9. The method according to claim 1, wherein

in the applying, the paste brazing material is applied to a part of the joining portion, the part being formed on the clearance portion, and

in the heating, the core plate is arranged such that the clearance portion is located higher than the end portion.

10. The method according to claim 1, wherein the brazing material applying device has a straight end portion.

11. The method according to claim 1, wherein

the preliminarily fixing includes arranging fins between the tubes.

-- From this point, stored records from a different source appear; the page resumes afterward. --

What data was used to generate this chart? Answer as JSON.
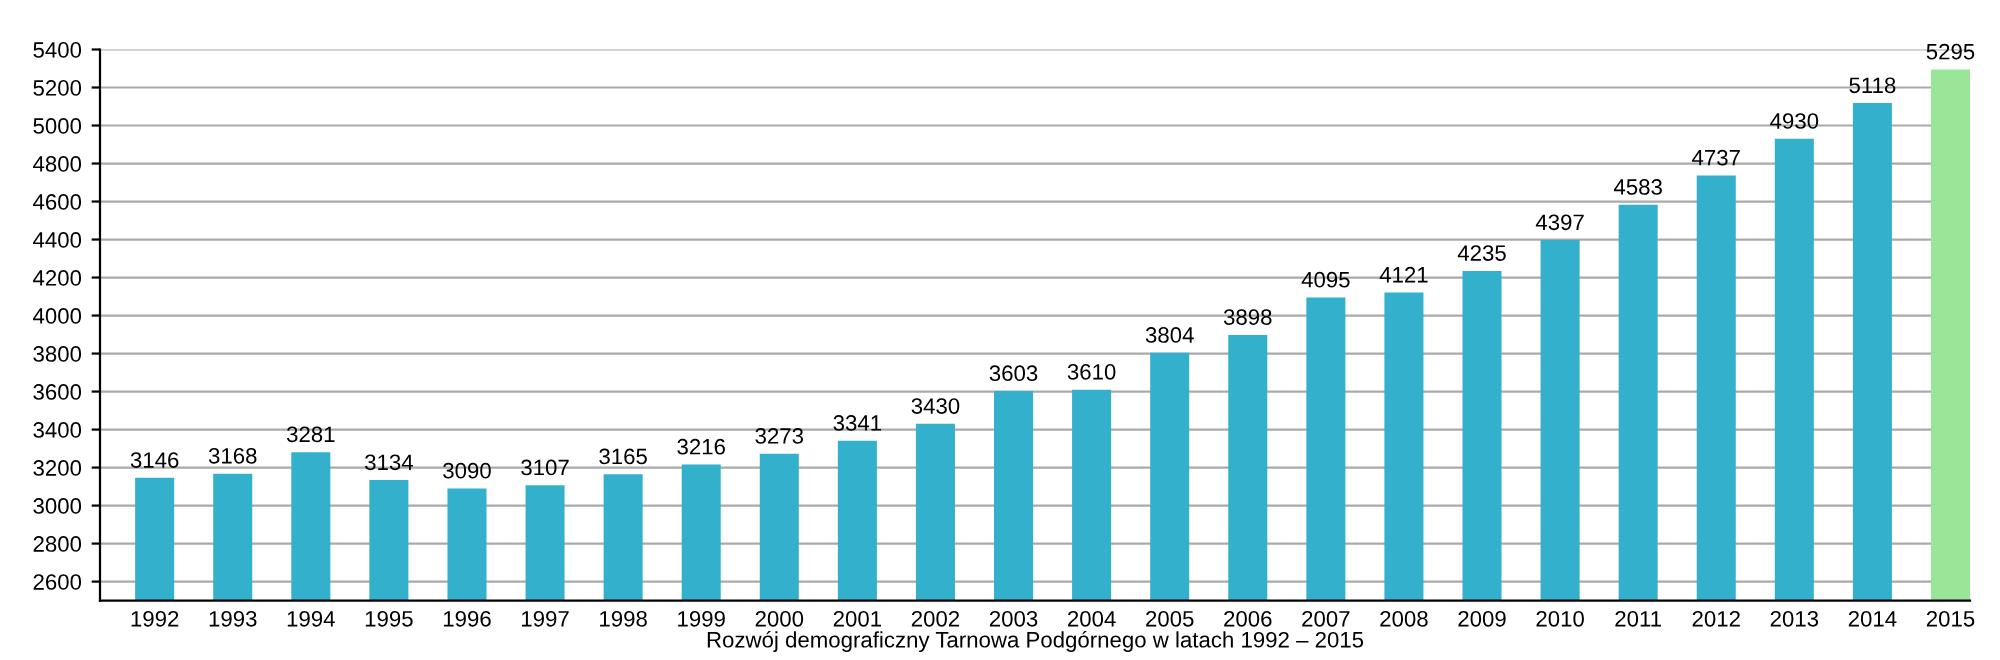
{
  "chart_data": {
    "type": "bar",
    "xlabel": "Rozwój demograficzny Tarnowa Podgórnego w latach 1992 – 2015",
    "categories": [
      "1992",
      "1993",
      "1994",
      "1995",
      "1996",
      "1997",
      "1998",
      "1999",
      "2000",
      "2001",
      "2002",
      "2003",
      "2004",
      "2005",
      "2006",
      "2007",
      "2008",
      "2009",
      "2010",
      "2011",
      "2012",
      "2013",
      "2014",
      "2015"
    ],
    "values": [
      3146,
      3168,
      3281,
      3134,
      3090,
      3107,
      3165,
      3216,
      3273,
      3341,
      3430,
      3603,
      3610,
      3804,
      3898,
      4095,
      4121,
      4235,
      4397,
      4583,
      4737,
      4930,
      5118,
      5295
    ],
    "colors": [
      "#33b1cc",
      "#33b1cc",
      "#33b1cc",
      "#33b1cc",
      "#33b1cc",
      "#33b1cc",
      "#33b1cc",
      "#33b1cc",
      "#33b1cc",
      "#33b1cc",
      "#33b1cc",
      "#33b1cc",
      "#33b1cc",
      "#33b1cc",
      "#33b1cc",
      "#33b1cc",
      "#33b1cc",
      "#33b1cc",
      "#33b1cc",
      "#33b1cc",
      "#33b1cc",
      "#33b1cc",
      "#33b1cc",
      "#99e699"
    ],
    "ylim": [
      2500,
      5400
    ],
    "yticks": [
      2600,
      2800,
      3000,
      3200,
      3400,
      3600,
      3800,
      4000,
      4200,
      4400,
      4600,
      4800,
      5000,
      5200,
      5400
    ],
    "grid": "y",
    "data_labels": true
  }
}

12. A heat exchanger comprising:

a core having tubes and fins; and

a header tank having a core plate, the core plate having a coupling wall formed with tube insertion holes, wherein ends of the tubes are received in and brazed with the tube insertion holes, wherein the coupling wall includes an end portion and a clearance portion, the end portion is located on an imaginary plane, and the clearance portion is spaced from the imaginary plane.

13. The heat exchanger according to claim 12, wherein

the tube insertion holes extend across the clearance portion and the end portion, and

the clearance portion is at least partly located within the core.

14. The heat exchanger according to claim 12, wherein

the imaginary plane is perpendicular to a longitudinal direction of the tubes, and

the clearance portion is inclined relative to the imaginary plane.

15. The heat exchanger according to claim 12, wherein the clearance portion has a curved wall.